Enquanto os americanos se entretêm a desmantelar o seu sistema de alianças, que era o seu primeiro anel de defesa, e a transformar amigos e aliados em adversários e concorrentes, a Europa tem de estabelecer ligações cada vez mais fortes com o Mercosul, a Índia a China e o sudoeste asiático, e no próprio “continente” Europeu, bem como na nossa vizinhança imediata (médio oriente e norte de África) pôr ordem na casa. Há-de chegar o dia em que os Europeus expliquem a essa gente que «há um novo Xerife na cidade» e somos nós. [1]
Durante esse tempo, a presidência Trump esforça-se por destruir internamente o sistema institucional dos Estados Unidos. Com todos os seus tão falados «checks & balances», se metade do que o Trump está a fazer na América fosse feito num país europeu, esse governo já tinha caído, ou acontecia-lhe o mesmo que à Hungria e era totalmente ostracizado e marginalizado. [2]
Mas o resultado para os Estados Unidos, da confluência da destruição das instituições políticas e da corrupção económica protagonizada pelos meta-barões da finança e pelos “techno-crony capitalists”, com a política agressivamente isolacionista do Trump (que conta com a aprovação do voto popular e maiorias no Congresso) vai levar os Americanos a sofrer uma redução drástica do seu poder internacional e a uma instabilidade crónica que vai determinar a diminuição relativa (ou até absoluta) da economia americana. [3]

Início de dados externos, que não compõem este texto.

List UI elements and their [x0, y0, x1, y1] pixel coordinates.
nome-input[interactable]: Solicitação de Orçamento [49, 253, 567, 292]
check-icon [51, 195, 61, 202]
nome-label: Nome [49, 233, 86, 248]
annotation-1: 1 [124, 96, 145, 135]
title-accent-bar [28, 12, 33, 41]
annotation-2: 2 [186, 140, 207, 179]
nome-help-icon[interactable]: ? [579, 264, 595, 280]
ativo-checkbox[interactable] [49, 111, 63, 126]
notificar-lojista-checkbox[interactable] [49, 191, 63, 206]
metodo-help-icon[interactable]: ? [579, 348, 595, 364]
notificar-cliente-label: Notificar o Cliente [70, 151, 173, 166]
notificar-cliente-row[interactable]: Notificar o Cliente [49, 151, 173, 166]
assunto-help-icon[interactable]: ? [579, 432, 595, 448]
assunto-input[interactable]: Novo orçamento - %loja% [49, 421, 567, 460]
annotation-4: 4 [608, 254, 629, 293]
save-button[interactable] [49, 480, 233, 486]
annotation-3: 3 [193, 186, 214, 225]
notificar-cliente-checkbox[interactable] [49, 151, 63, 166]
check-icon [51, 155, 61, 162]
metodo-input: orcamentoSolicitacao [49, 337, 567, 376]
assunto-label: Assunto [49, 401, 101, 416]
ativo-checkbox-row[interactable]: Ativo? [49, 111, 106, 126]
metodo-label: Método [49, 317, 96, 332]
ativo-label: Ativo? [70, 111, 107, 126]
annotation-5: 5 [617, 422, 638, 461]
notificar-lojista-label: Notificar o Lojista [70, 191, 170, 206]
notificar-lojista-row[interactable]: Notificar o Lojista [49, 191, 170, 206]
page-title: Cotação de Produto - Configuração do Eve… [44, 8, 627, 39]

Os Estados Unidos da América foram os grandes beneficiários da globalização, a sua moeda é hegemónica como moeda de reserva e meio de pagamento internacional. Quanto menos estiverem presentes na ágora internacional, menos o dólar contará como meio de pagamento e moeda de reserva internacional e acabará por ser substituído pelo Euro e pelo Remimbi. Nesse dia, os americanos que se habituaram a comprar coisas e pagá-las com papel, entenderão que para pagar o que compram necessitarão de dispor da moeda dos outros e que para disporem dela têm de lhes poder vender as suas próprias coisas, ou ficar limitados a um mercado vasto, é certo, mas limitado a si mesmo. [4] Tudo ao contrário do Europeu…
Serão mais uma república americana… daquelas onde tudo é possível e normalmente corre mal.
Nós por cá, se mantivermos o rumo, preservarmos a nossa democracia e o nosso estado de direito, soubermos ir corrigindo os excessos de um lado e do outro, continuarmos a ser o referencial internacional do respeito pelos direitos humanos, poderemos dar-nos ao luxo de ignorar as manias dos Estados Unidos, o que quer dizer, tratá-los como a China ou a Índia. Nem mais nem menos, a menos que continuem apostados em guerras tarifárias totalmente imbecis e nesse caso tratá-los-emos como se tratam os imbecis que querem guerras tarifárias ou outras: com ostracização e sanções. Temos pena.
Advogado, ex-secretário de estado da Justiça, subscritor do Manifesto por uma Democracia de Qualidade
[1] Kishore Mahbubani, It’s Time for Europe to Do the Unthinkable – Foreign Policy, 21 de Fevereiro de 2025
[2] The Path to American Authoritarianism: What Comes After Democratic Breakdown, por Steven Levitsky and Lucan A. Way – Foreign Affairs March/April 2025 publicado em 11 de Fevereiro de 2025
[3] Daron Acemoglu – The real threat to American prosperity – FT 8 de Fevereiro de 2025
[4] The Incoherent Case for Tariffs – Trump’s Fixation on Economic Coercion Will Subvert His Economic Goals, por Chad P. Bown and Douglas A. Irwin, Foreign Affairs. 11 de Março 2025
[i] Não vou pretender que não roubei o título deste artigo a Raymond Aron e ao seu clássico «Plaidoyer Pour l’Europe Décadente».